Today’s chart of the day comes courtesy of JATO Dynamics and Automotive News Europe, showing last year’s C segment car sales in Europe (click to enlarge).
While ANE reported the data in the context of the Volkswagen Golf’s (undeniable) dominance of the C-segment, the remaining data provides a lot of insight into the global automotive landscape.
- Per JATO, Ford sold about 223,000 units of the Focus in Europe last year – but in the United States alone, they sold 234,570. What does that say about the strength and size of the American market (where compacts are a big segment, but dwarfed by mid-size sedans, pickup trucks and CUVs), or the relative smallness of Europe’s market, which has substantially more brands and nameplates vying for a smaller piece of the pie
- Vauxhall/Opel may be struggling to stay afloat, but the Astra is a perpetually strong seller for the brand, while the Chevrolet Cruze doesn’t even rank in the top 10. Then again, the different Golf variants (SEAT Leon, Skoda Octavia) are absent too.
- Both Toyota and Honda have a lower profile in Europe than in America, but the Auris seems to have resonated strongly with European consumers. Not only is it beating the Peugeot 308 and Citroen C4, but also the Hyundai i30 (Elantra GT) and Kia Cee’d, which have been giving VAG a fright in key markets like the Czech Republic, as well as winning critical acclaim from the European motoring press. The Civic languishes in 10th place, selling about 50,000 units. You can bet that Nissan is looking to pick it off as it prepares to ramp up its own C-segment entrant.

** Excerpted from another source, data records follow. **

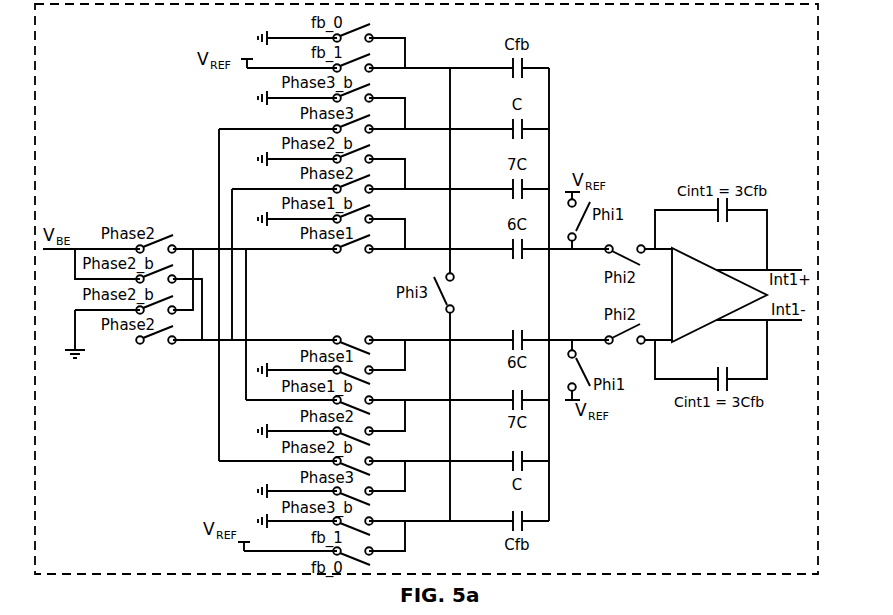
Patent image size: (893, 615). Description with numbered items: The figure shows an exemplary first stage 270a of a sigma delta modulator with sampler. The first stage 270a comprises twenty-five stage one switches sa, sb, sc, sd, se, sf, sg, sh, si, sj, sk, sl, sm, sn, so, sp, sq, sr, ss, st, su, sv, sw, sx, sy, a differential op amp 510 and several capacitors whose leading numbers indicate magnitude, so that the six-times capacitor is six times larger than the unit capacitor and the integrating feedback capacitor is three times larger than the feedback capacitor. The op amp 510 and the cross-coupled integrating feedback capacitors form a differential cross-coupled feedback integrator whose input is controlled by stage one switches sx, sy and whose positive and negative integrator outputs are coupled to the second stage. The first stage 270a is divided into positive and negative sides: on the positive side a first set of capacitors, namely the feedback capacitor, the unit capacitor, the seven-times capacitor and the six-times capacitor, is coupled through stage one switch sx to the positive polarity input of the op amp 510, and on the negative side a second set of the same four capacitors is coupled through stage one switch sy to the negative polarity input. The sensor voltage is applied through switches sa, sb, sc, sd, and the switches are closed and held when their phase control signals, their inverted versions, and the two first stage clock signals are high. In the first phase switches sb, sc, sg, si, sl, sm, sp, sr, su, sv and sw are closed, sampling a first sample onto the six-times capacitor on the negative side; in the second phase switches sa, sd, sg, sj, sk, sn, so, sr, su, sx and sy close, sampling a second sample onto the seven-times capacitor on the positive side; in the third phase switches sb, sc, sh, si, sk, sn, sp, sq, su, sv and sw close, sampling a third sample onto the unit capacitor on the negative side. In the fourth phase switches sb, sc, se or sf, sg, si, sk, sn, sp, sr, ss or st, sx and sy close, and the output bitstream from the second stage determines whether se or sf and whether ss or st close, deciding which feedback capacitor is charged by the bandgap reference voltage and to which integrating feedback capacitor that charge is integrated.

The first stage 270a is at (809, 36).
The differential op amp 510 is at (682, 305).
The stage one switch sa is at (164, 241).
The stage one switch sb is at (164, 271).
The stage one switch sc is at (164, 302).
The stage one switch sd is at (164, 332).
The stage one switch se is at (361, 30).
The stage one switch sf is at (360, 60).
The stage one switch sg is at (361, 90).
The stage one switch sh is at (361, 121).
The stage one switch si is at (359, 151).
The stage one switch sj is at (359, 181).
The stage one switch sk is at (361, 211).
The stage one switch sl is at (359, 241).
The stage one switch sm is at (363, 347).
The stage one switch sn is at (361, 377).
The stage one switch so is at (361, 407).
The stage one switch sp is at (361, 438).
The stage one switch sq is at (361, 468).
The stage one switch sr is at (360, 498).
The stage one switch ss is at (360, 528).
The stage one switch st is at (359, 558).
The stage one switch su is at (454, 293).
The stage one switch sv is at (573, 220).
The stage one switch sw is at (573, 370).
The stage one switch sx is at (625, 247).
The stage one switch sy is at (625, 341).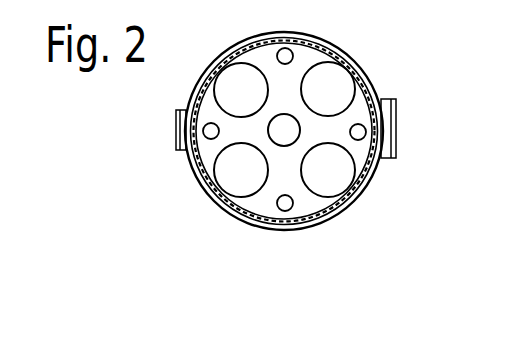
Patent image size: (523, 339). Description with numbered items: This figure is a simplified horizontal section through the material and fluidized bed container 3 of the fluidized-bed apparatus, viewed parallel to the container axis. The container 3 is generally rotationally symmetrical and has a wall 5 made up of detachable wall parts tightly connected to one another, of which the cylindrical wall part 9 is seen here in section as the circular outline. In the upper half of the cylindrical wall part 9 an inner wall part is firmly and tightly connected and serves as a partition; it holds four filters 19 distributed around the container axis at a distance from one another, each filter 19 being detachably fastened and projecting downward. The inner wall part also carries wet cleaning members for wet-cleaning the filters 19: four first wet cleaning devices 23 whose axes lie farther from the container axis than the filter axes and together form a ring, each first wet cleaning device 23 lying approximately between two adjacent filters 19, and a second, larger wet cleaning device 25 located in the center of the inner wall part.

The material and fluidized bed container 3 is at (245, 35).
The wall 5 is at (346, 52).
The cylindrical wall part 9 is at (369, 76).
The filter 19 is at (349, 92).
The first wet cleaning device 23 is at (289, 55).
The second wet cleaning device 25 is at (278, 133).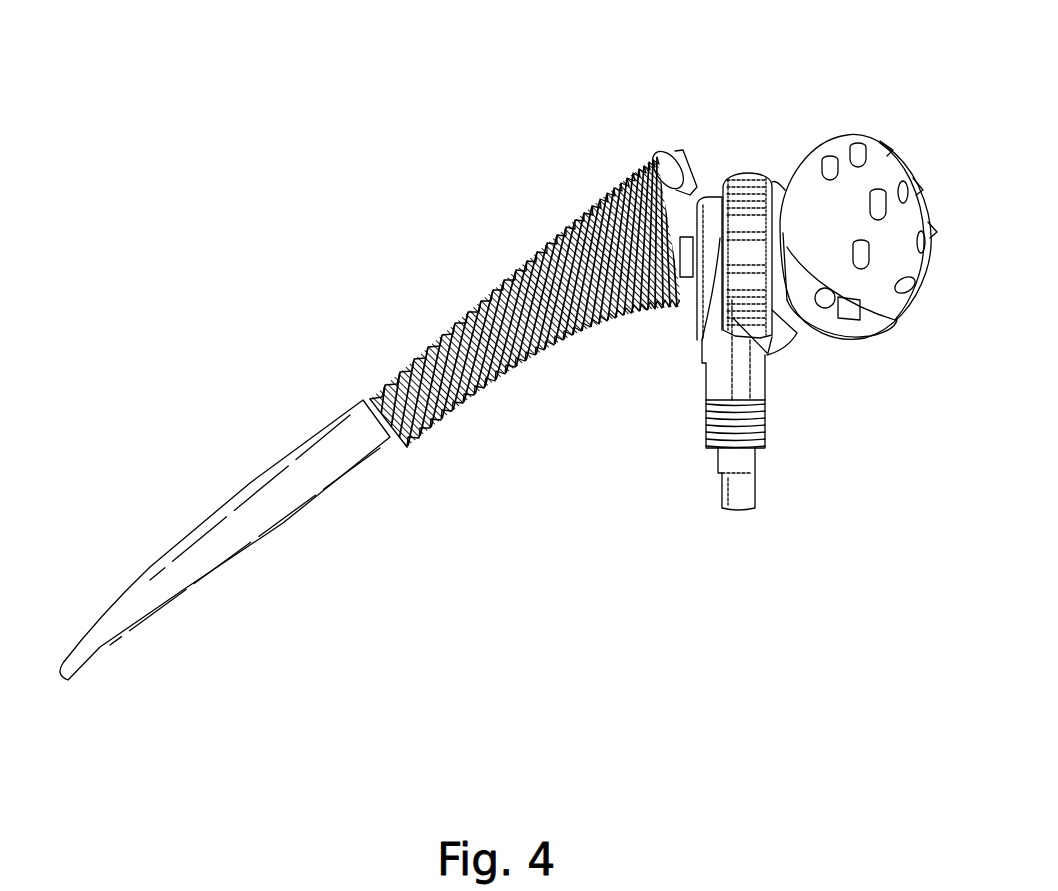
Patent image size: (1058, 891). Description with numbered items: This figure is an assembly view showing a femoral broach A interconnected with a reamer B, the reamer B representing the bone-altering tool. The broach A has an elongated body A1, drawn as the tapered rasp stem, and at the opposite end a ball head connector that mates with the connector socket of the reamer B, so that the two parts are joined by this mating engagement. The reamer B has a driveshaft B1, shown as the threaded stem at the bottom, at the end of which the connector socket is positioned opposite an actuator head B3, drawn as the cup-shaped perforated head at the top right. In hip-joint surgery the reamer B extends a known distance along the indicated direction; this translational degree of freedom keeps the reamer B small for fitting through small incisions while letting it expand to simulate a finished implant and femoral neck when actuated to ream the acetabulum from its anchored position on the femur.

- Combined sales of the PSA twins (Peugeot 308 and Citroen C4) add up to about 178,000 units, while Hyundai and Kia’s combined sales equal about 185,000 units. Would you have expected this to happen a decade ago? If anything, it shows why the blogosphere talk of PSA returning to America is bunk (nevermind that it was merely wish fulfillment based on comments by CEO Carlos Tavares taken out of context). PSA doesn’t even have their house in order at home. They aren’t going to spend billions to return to a market that likes to buy the kind of products they don’t build.
- Back to the Auris. It’s coming here as a Scion. And it’s supposed to be a great driving car. On the other hand, there won’t be a Toyota-badged car to replace the Matrix.